EXPLOITING DECENTRALIZED MULTI-AGENT COORDINATION FOR LARGE-SCALE MACHINE LEARNING PROBLEMS
COM2 Level 4
Executive Classroom, COM2-04-02
closeAbstract:
Nowadays, the scale of machine learning problems becomes much larger than before. It raises a huge demand in distributed perception and distributed computation. A multi-agent system provides exceptional scalability for problems like active sensing and data fusion. However, many rich characteristics of large-scale machine learning problems have not been addressed yet such as large input domain, nonstationarity, and high dimensionality. This thesis identifies the challenges related to these characteristics from multi-agent perspective. By exploiting the correlation structure of data in large-scale problems, we propose multi-agent coordination schemes that can improve the scalability of the machine learning models while preserving the computation accuracy. To elaborate, the machine learning problems we are solving with multi-agent coordination techniques are:
(a) Gaussian process regression. To perform distributed regression on a large-scale environmental phenomenon, data compression is often required due to the communication costs. Currently, decentralized data fusion methods encapsulate the data into local summaries based on a fixed support set. However in a large-scale field, this fixed support set, acting as a centralized component in the decentralized system, cannot approximate the correlation structure of the entire phenomenon well. It leads to evident losses in data summarization. Consequently, the regression performance will be significantly reduced.
In order to approximate the correlation structure accurately, we propose an agent-centric support set to allow every agent in the data fusion system to choose a possibly different support set and dynamically switch to another one during execution for encapsulating its own data into a local summary which, perhaps surprisingly, can still be assimilated with the other agents' local summaries into a globally consistent summary. Together with an information sharing mechanism we designed, the new decentralized data fusion methods with agent-centric support set can be applied to regression problems on a much larger environmental phenomenon with high performance.
(b) Active learning. In the context of environmental sensing, active learning/active sensing is a process of taking observations to minimize the uncertainty in an environmental field. The uncertainty is quantified based on the correlation structure of the phenomenon which is traditionally assumed to be stationary for computational sake. In a large-scale environmental field, this stationary assumption is often violated. Therefore, existing active sensing algorithms perform sub-optimally for a nonstationary environmental phenomenon.
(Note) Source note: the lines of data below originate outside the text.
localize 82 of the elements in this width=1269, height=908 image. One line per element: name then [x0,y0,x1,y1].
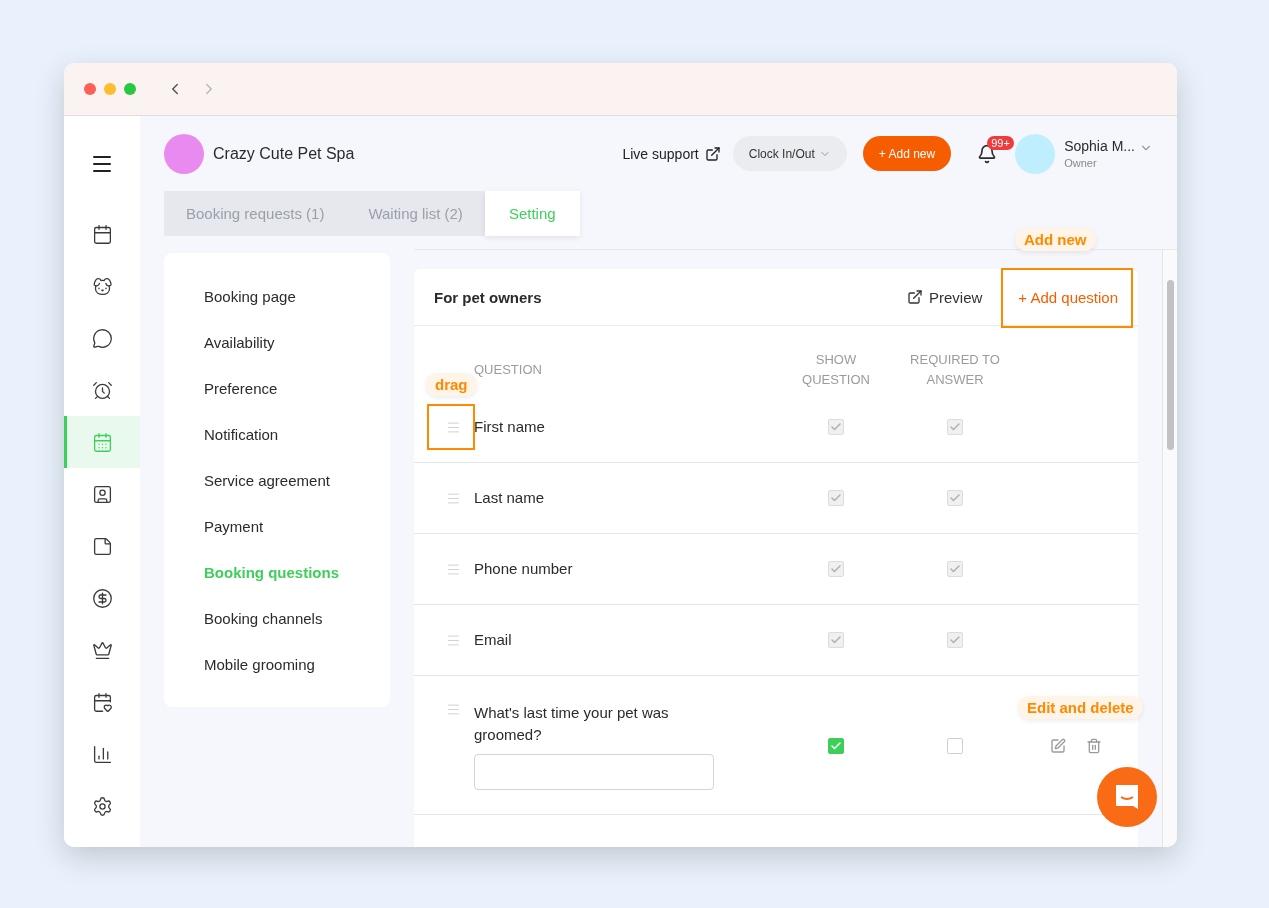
question-text: Phone number [474,559,574,579]
question-text: Email [474,630,513,650]
zoom-icon[interactable] [124,83,136,95]
annotation-label: drag [426,373,477,396]
calendar-icon [91,431,113,453]
check-icon [830,563,842,575]
settings-menu-item[interactable]: Booking page [204,273,390,319]
bar-chart-icon [91,743,113,765]
drag-handle-icon [445,632,461,648]
avatar[interactable] [1015,133,1056,174]
column-header: SHOW QUESTION [801,351,871,389]
check-icon [949,563,961,575]
highlight-frame [427,404,475,450]
required-checkbox[interactable] [947,738,963,754]
annotation-label: Edit and delete [1018,696,1143,719]
edit-icon [1050,738,1066,754]
drag-handle[interactable] [445,419,461,435]
dog-icon [91,275,113,297]
business-logo [164,133,204,174]
show-checkbox[interactable] [828,419,844,435]
question-text: Last name [474,488,546,508]
calendar-icon [91,223,113,245]
live-support-link[interactable]: Live support [622,145,721,162]
required-checkbox[interactable] [947,490,963,506]
drag-handle[interactable] [445,702,461,717]
badge-icon [91,483,113,505]
calendar-heart-icon [91,691,113,713]
question-text: First name [474,417,546,437]
alarm-clock-icon [91,379,113,401]
dollar-icon [91,587,113,609]
preview-link[interactable]: Preview [906,288,983,306]
drag-handle-icon [445,702,461,717]
delete-button[interactable] [1086,738,1102,754]
show-checkbox[interactable] [828,738,844,754]
chat-bubble-icon [91,327,113,349]
required-checkbox[interactable] [947,632,963,648]
close-icon[interactable] [84,83,96,95]
minimize-icon[interactable] [104,83,116,95]
drag-handle[interactable] [445,490,461,506]
check-icon [830,740,842,752]
card-title: For pet owners [434,288,543,306]
check-icon [830,634,842,646]
trash-icon [1086,738,1102,754]
column-header: REQUIRED TO ANSWER [909,351,1001,389]
user-role: Owner [1064,157,1098,169]
drag-handle-icon [445,419,461,435]
answer-field[interactable] [474,754,714,790]
drag-handle[interactable] [445,561,461,577]
external-link-icon [704,145,721,162]
check-icon [949,634,961,646]
drag-handle-icon [445,490,461,506]
check-icon [949,421,961,433]
edit-button[interactable] [1050,738,1066,754]
business-name: Crazy Cute Pet Spa [213,144,355,163]
check-icon [830,492,842,504]
settings-menu-item[interactable]: Booking channels [204,595,390,641]
settings-menu-item[interactable]: Service agreement [204,457,390,503]
show-checkbox[interactable] [828,490,844,506]
required-checkbox[interactable] [947,419,963,435]
external-link-icon [906,289,923,305]
notification-badge: 99+ [987,135,1014,150]
user-name: Sophia M... [1064,138,1135,154]
check-icon [949,492,961,504]
crown-icon [91,639,113,661]
drag-handle-icon [445,561,461,577]
settings-menu-item[interactable]: Payment [204,503,390,549]
show-checkbox[interactable] [828,632,844,648]
settings-menu-item[interactable]: Mobile grooming [204,641,390,687]
drag-handle[interactable] [445,632,461,648]
settings-menu-item[interactable]: Preference [204,365,390,411]
question-text: What's last time your pet was groomed? [474,703,670,745]
check-icon [830,421,842,433]
settings-menu-item[interactable]: Notification [204,411,390,457]
settings-icon [91,795,113,817]
annotation-label: Add new [1015,228,1096,251]
scrollbar[interactable] [1162,250,1177,847]
required-checkbox[interactable] [947,561,963,577]
note-icon [91,535,113,557]
column-header: QUESTION [474,361,542,379]
settings-menu-item[interactable]: Availability [204,319,390,365]
show-checkbox[interactable] [828,561,844,577]
clock-button[interactable]: Clock In/Out [732,136,847,171]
To the best of our knowledge, our decentralized multi-robot active sensing (DEC-MAS) algorithm is the first work to address nonstationarity issue in the context of active sensing. The uncertainty in the phenomenon is quantified based on the nonstationary correlation structure estimated by Dirichlet process mixture of Gaussian processes (DPM-GPs). Further, our DEC-MAS algorithm can efficiently coordinate the exploration of multiple robots to automatically trade-off between learning the unknown, nonstationary correlation structure and minimizing the uncertainty of the environmental phenomenon. It enables multi-agent active sensing techniques to be applied to a large-scale nonstationary environmental phenomenon.
(c) Bayesian optimization. Optimizing an unknown objective function is challenging for traditional optimization methods. Alternatively, in this situation, people use Bayesian optimization which is a modern optimization technique that can optimize a function by only utilizing the observation information (input and output values) collected through simulations. When the input dimension of the function is low, a few simulated observations can generate good result already. However, for high dimensional function, a huge number of observations are required which is impractical when the simulation consumes lots of time and resources.
Fortunately, many high dimensional problems have sparse correlation structure. Our ANOVA-DCOP work can decompose the correlation structure in the original high-dimensional problem into many correlation structures of subsets of dimensions based on ANOVA kernel function. It significantly reduces the size of input space into a collection of lower-dimensional subspaces. Additionally, we reformulate the Bayesian optimization problem as a decentralized constrained optimization problem (DCOP) that can be efficiently solved by multi-agent coordination techniques so that it can scale up to problems with hundreds of dimensions.